Cathedral Mosque Moscow, Russia

The Cathedral Mosque is a magnificent structure that serves as the hub of Islamic culture in Moscow.
The mosque, which can accommodate over 10,000 worshipers at once, is one of the largest in Europe. It is magnificent both inside and out!

The History

The Moscow Cathedral Mosque was built in 2015 to replace an earlier mosque established in 1904. However, it was not the city’s oldest mosque.

In the 15th and 16th centuries, the first Muslims arrived in Moscow. The Tatars were descendants of the Mongol Empire. Several centuries of conflict with the Golden Horde eventually led to a more harmonious incorporation of Islamic culture into Russian life. The Muslim community had settled in the Tatar quarter of the Zamoskvorechie District at the time. (Today, it is the region between the metro stations Novokuznetskaya and Paveletskaya.)

The first mosque in Moscow was built during the reign of Empress Catherine the Great in the late 18th century. Catherine II was the first Russian ruler who tolerated the religious and cultural identities of Russia’s significant Muslim population. As a result, all construction limitations on mosques were eliminated. However, the oldest mosque in the Zamoskvorechie neighborhood has not survived to the present day.

During Soviet times, the sole mosque in operation was the Moscow Cathedral Mosque. However, the local government chose to repair it in 2005. The mosque has grown 20 times since its renovation! It has an area of 18.9 thousand square meters and can house more than ten thousand people.

The architecture and interior of the mosque

The Moscow Cathedral Mosque was constructed to represent the goodwill between the Russian and Tatar peoples. The two tallest minarets are identical to the Spassky Tower of the Moscow Kremlin and the Kazan Kremlin’s leaning tower.

The mosque has a golden dome that blends well with the Orthodox Moscow cityscape.
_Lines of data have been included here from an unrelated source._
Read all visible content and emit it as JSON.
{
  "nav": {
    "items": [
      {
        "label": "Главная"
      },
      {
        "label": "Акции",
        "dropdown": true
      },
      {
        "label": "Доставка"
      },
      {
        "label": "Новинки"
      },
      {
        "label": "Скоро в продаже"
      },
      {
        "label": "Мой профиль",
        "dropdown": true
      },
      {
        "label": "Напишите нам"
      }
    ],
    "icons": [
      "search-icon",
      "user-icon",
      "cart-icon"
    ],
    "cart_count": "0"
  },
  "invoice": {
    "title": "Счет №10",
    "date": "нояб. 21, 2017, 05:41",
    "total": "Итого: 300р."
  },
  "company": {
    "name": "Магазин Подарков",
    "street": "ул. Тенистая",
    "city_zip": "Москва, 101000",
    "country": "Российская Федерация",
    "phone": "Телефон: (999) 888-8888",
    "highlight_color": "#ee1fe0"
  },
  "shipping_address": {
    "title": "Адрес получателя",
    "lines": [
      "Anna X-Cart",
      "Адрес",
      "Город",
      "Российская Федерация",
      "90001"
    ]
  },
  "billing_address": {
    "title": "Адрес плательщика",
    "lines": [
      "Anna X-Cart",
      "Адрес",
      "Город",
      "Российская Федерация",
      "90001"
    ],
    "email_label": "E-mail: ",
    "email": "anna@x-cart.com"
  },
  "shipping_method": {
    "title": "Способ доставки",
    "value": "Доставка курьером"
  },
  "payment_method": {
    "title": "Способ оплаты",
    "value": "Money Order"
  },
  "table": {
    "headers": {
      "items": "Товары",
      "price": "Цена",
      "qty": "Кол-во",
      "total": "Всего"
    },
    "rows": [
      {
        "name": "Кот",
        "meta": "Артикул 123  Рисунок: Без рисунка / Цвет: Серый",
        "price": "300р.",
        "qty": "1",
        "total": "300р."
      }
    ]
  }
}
The ancient mosque’s walls have been incorporated into the new complex; they were removed and reassembled from modern materials while keeping their original appearance from 1904.

The mosque’s magnificent interiors will astound you, as will the spectacular blend of pure white marble with emerald, green, blue, and golden patterns, as well as the excellent stone and wood carving.

Turkey donated many items to the mosque, including carved entrance doors and a one-and-a-half-ton crystal chandelier for the main hall, which took 50 Turkish craftsmen three months to complete.

The temple’s exterior walls are completed with Canadian gray marble, which withstands temperature variations well. Tall and thin lancet windows are framed by panels with geometric embellishments in the same blue as the ancient Cathedral Mosque.